Spatial Vector Validation and Cleaning
Source:R/validate_process_spatial.R
validate_process_spatial.RdValidates spatial vector data and creates admin-level aggregations with geometry hashes. Follows the same validation approach as validate_process_coordinates() with modular checks and standardized outputs.
Usage
validate_process_spatial(
shp,
name = "shapefile",
adm0_col = NULL,
adm1_col = NULL,
adm2_col = NULL,
adm3_col = NULL,
adm4_col = NULL,
fix_issues = TRUE,
quiet = FALSE,
geometry_crs = 4326,
drop_z = TRUE
)Arguments
- shp
An sf object to validate
- name
Character string identifying the dataset (for reporting)
- adm0_col
Character string, column name for country level
- adm1_col
Character string, column name for region/province level
- adm2_col
Character string, column name for district level
- adm3_col
Character string, column name for chiefdom/commune level
- adm4_col
Character string, column name for sub-chiefdom/village level
- fix_issues
Logical, whether to attempt automatic fixes
- quiet
Logical, whether to suppress progress messages
- geometry_crs
Target CRS for output geometry (default EPSG:4326). After CRS validation/fixes, geometries are transformed to this CRS for subsequent processing and output.
- drop_z
Logical, whether to drop Z/M coordinates before validation. Defaults to TRUE to avoid s2 warnings for 2D processing.
Value
A list with validation results. Key elements:
issues: Character vector of issues detected.invalid_rows: sf/data.frame of rows failing basic geometry checks.checks$duplicate_rows: Duplicates by admin names + geometry.checks$all_shared_locations: All records sharing geometry.checks$all_shared_locations_ungrouped: Only the duplicate rows at shared geometry.checks$invalid_geometries: Rows with invalid geometries before fixing.checks$empty_geometries: Rows with empty geometries.checks$self_intersecting: Rows with self-intersecting geometries.column_dictionary: Data frame with column_name and description.final_spat_vec: List of admin-level aggregations (adm0, adm1, adm2, adm3, adm4).geometry_types: Tibble summarizing geometry types and counts.spatial_extent: Named vector with xmin, ymin, xmax, ymax.
Examples
if (FALSE) { # \dontrun{
# Basic validation with Sierra Leone data (adm3)

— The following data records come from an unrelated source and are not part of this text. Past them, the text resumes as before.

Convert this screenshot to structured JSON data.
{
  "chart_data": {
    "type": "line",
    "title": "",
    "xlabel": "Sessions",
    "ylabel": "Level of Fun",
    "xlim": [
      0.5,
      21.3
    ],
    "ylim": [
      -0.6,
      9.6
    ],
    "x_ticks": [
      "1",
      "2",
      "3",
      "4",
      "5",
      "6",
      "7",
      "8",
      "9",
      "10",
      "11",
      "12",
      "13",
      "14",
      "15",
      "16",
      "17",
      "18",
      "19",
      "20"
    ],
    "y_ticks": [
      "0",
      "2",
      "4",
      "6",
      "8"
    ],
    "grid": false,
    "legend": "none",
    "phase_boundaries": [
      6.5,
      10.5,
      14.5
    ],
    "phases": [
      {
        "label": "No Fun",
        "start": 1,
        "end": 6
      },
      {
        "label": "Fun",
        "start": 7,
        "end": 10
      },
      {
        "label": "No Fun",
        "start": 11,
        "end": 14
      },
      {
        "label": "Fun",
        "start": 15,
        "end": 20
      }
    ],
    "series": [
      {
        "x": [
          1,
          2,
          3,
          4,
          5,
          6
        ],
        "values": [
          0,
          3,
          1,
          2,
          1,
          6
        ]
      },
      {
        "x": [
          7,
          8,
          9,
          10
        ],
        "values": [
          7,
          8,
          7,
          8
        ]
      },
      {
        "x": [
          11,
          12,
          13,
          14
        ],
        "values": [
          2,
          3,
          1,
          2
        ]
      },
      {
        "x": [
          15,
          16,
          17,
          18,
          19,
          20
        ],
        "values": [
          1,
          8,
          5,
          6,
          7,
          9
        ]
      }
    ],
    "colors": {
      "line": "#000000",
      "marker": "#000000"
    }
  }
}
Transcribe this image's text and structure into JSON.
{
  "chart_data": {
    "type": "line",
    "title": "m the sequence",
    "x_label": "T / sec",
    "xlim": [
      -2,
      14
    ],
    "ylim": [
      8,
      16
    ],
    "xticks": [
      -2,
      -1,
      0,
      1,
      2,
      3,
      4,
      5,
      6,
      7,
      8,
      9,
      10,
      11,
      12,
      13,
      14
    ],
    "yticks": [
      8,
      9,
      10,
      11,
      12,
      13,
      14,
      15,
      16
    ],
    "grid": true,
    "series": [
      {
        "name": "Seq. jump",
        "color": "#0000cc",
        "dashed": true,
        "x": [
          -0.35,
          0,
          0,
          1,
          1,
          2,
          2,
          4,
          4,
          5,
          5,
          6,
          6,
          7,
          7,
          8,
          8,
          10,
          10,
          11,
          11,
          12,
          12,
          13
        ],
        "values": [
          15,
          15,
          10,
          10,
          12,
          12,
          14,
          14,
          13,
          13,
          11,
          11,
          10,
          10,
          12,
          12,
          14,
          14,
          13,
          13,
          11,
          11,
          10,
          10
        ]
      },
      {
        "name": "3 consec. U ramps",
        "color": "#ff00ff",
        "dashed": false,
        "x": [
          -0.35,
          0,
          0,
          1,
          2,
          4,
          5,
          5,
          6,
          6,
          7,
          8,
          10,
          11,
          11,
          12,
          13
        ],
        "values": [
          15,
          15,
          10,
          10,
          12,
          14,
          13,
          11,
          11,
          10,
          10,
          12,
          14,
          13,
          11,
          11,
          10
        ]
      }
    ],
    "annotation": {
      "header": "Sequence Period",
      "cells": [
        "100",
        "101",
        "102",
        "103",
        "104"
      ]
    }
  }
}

result <- validate_process_spatial(
shp = shp_raw,
name = "Sierra Leone boundaries",
adm0_col = "country",
adm1_col = "region",
adm2_col = "district",
adm3_col = "chiefdom"
)
# Validation with adm4
result <- validate_process_spatial(
shp = shp_raw,
name = "Sierra Leone boundaries",
adm0_col = "country",
adm1_col = "region",
adm2_col = "district",
adm3_col = "chiefdom",
adm4_col = "village"
)
# Access cleaned admin levels
shp_adm0 <- result$final_spat_vec$adm0
shp_adm1 <- result$final_spat_vec$adm1
shp_adm2 <- result$final_spat_vec$adm2
shp_adm3 <- result$final_spat_vec$adm3
shp_adm4 <- result$final_spat_vec$adm4
# Check validation status
if (length(result$issues) == 0) {
cli::cli_alert_success("Ready for SNT analysis!")
}
# Access invalid rows (if any)
invalid_rows <- result$invalid_rows
# Access duplicate rows (if any)
duplicate_rows <- result$checks$duplicate_rows
shared_locations <- result$checks$all_shared_locations
# Check column structure as data frame
col_dict <- result$column_dictionary
# Shows data frame with shapefile, old_name, new_name, description
print(col_dict)
} # }